Wednesday, May 04, 2011

Stephen Walt on whether the US murdered Bin Laden

Stephen Walt talks a look at the question, Did the United States murder bin Laden? Foreign Policy 05/04/2011. He indicates that he's "inclined to cut them [the Administration] a bit of slack on this one." Based on what we know so far, he thinks "it would hardly be a stretch to imagine Obama sending in the SEALs not with deliberate orders to kill bin Laden, but with instructions that made his death very, very likely." And he also observes that sending in a SEALs team rather than use a drone strike was likely made in part to minimize noncombatant casualties. And also to be able to make a more credible case that we had really killed Bin Laden.

But he leans toward thinking the intent was to take Bin Laden dead rather than alive:

There are two reasons to suspect that we were more interested in killing him than capturing him. The first is the obvious point that having him in custody would have been a major policy challenge. How many terror threats or hostage takings might have accompanied his trial and incarceration? In the abstract, I'd prefer to have put him on trial for his crimes, to draw the sharpest possible contrast between his lawless behavior and the principles of the rule of law that we like to proclaim. But the practical obstacles to that course would have been daunting, and I can understand why the U.S. government might have preferred just taking him out.

The second reason, of course, is that targeted assassinations have become an increasingly favorite tool of U.S. security policy. And it's not just drone attacks on suspected terrorists in Pakistan or Yemen, targeted killings by special forces are one of the key ways that we are prosecuting the war in Afghanistan. And there's certainly some reason to believe that this is how NATO is trying to resolve the civil war in Libya, though of course we will never say so openly. [my emphasis]
As he's explained in another post, targeted assassination is a problematic policy in a number of ways.


Leaving aside the notion of assassinating heads of state, when dealing with any terrorist group, obviously disrupting, imprisoning or otherwise neutralizing their leaders can have a major effect. Especially if it's a matter of a relatively isolated sect, like the Red Army Faction (RAF) in Germany or the Weather Underground in the US. Although we should note than in those two incidents, the authorities in their respective countries did not concentrate on trying to kill their leaders.

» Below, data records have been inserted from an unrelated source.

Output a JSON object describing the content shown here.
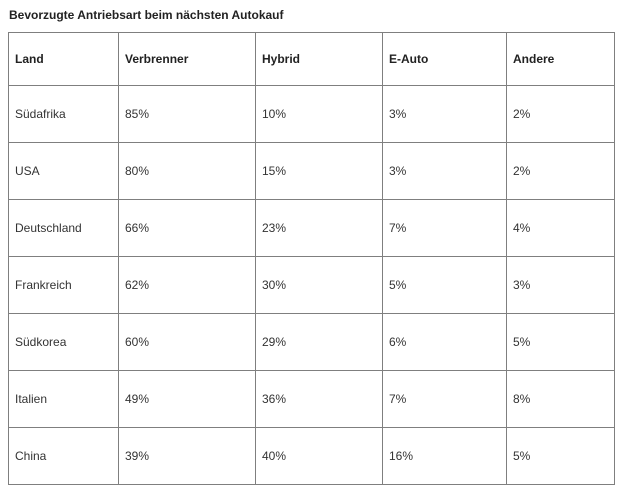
{
  "page": {
    "title": "Bevorzugte Antriebsart beim nächsten Autokauf"
  },
  "chart_data": {
    "type": "table",
    "title": "Bevorzugte Antriebsart beim nächsten Autokauf",
    "columns": [
      "Land",
      "Verbrenner",
      "Hybrid",
      "E-Auto",
      "Andere"
    ],
    "rows": [
      [
        "Südafrika",
        "85%",
        "10%",
        "3%",
        "2%"
      ],
      [
        "USA",
        "80%",
        "15%",
        "3%",
        "2%"
      ],
      [
        "Deutschland",
        "66%",
        "23%",
        "7%",
        "4%"
      ],
      [
        "Frankreich",
        "62%",
        "30%",
        "5%",
        "3%"
      ],
      [
        "Südkorea",
        "60%",
        "29%",
        "6%",
        "5%"
      ],
      [
        "Italien",
        "49%",
        "36%",
        "7%",
        "8%"
      ],
      [
        "China",
        "39%",
        "40%",
        "16%",
        "5%"
      ]
    ],
    "values_numeric": {
      "categories": [
        "Südafrika",
        "USA",
        "Deutschland",
        "Frankreich",
        "Südkorea",
        "Italien",
        "China"
      ],
      "series": [
        {
          "name": "Verbrenner",
          "values": [
            85,
            80,
            66,
            62,
            60,
            49,
            39
          ]
        },
        {
          "name": "Hybrid",
          "values": [
            10,
            15,
            23,
            30,
            29,
            36,
            40
          ]
        },
        {
          "name": "E-Auto",
          "values": [
            3,
            3,
            7,
            5,
            6,
            7,
            16
          ]
        },
        {
          "name": "Andere",
          "values": [
            2,
            2,
            4,
            3,
            5,
            8,
            5
          ]
        }
      ],
      "unit": "%"
    },
    "layout": {
      "grid": "all-cell-borders",
      "border_color": "#7f7f7f",
      "background": "#ffffff"
    }
  }
}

But even isolated groups have some kind of network of sympathizers. When we look at groups founded in tribal societies in which family clan ties are important, like Afghanistan today or (to a significant extent) the American South during Reconstruction, then eliminating the leadership may complicate rather than facilitate counterinsurgency efforts. If you want a terrorist group to lay down its arms and negotiate a peace deal, or even if you want to keep that option open, leaders who are experienced and trusted among the fighters are more likely to be able to make such a deal and see that it's implemented than newer leaders who have to prove their credibility to their followers. Aside from the need of new leaders to prove themselves in military/terrorist operations, there's no guarantee that a new leader will be less effective from the group's side, or more favorable generally from the counterinsurgency's side, than the old ones. Killing a respected leader may make his remaining followers more intransigent.

Israel has practiced targeted assassination for many years against Palestinian leaders. In their case, increasing intransigence and radicalization among the survivors in the terrorist group may have been part of the intention. Or at least an effect that wasn't entirely unwelcome to an Israeli leadership that preferred not to have a negotiated settlement that would likely be acceptable to the Palestinians.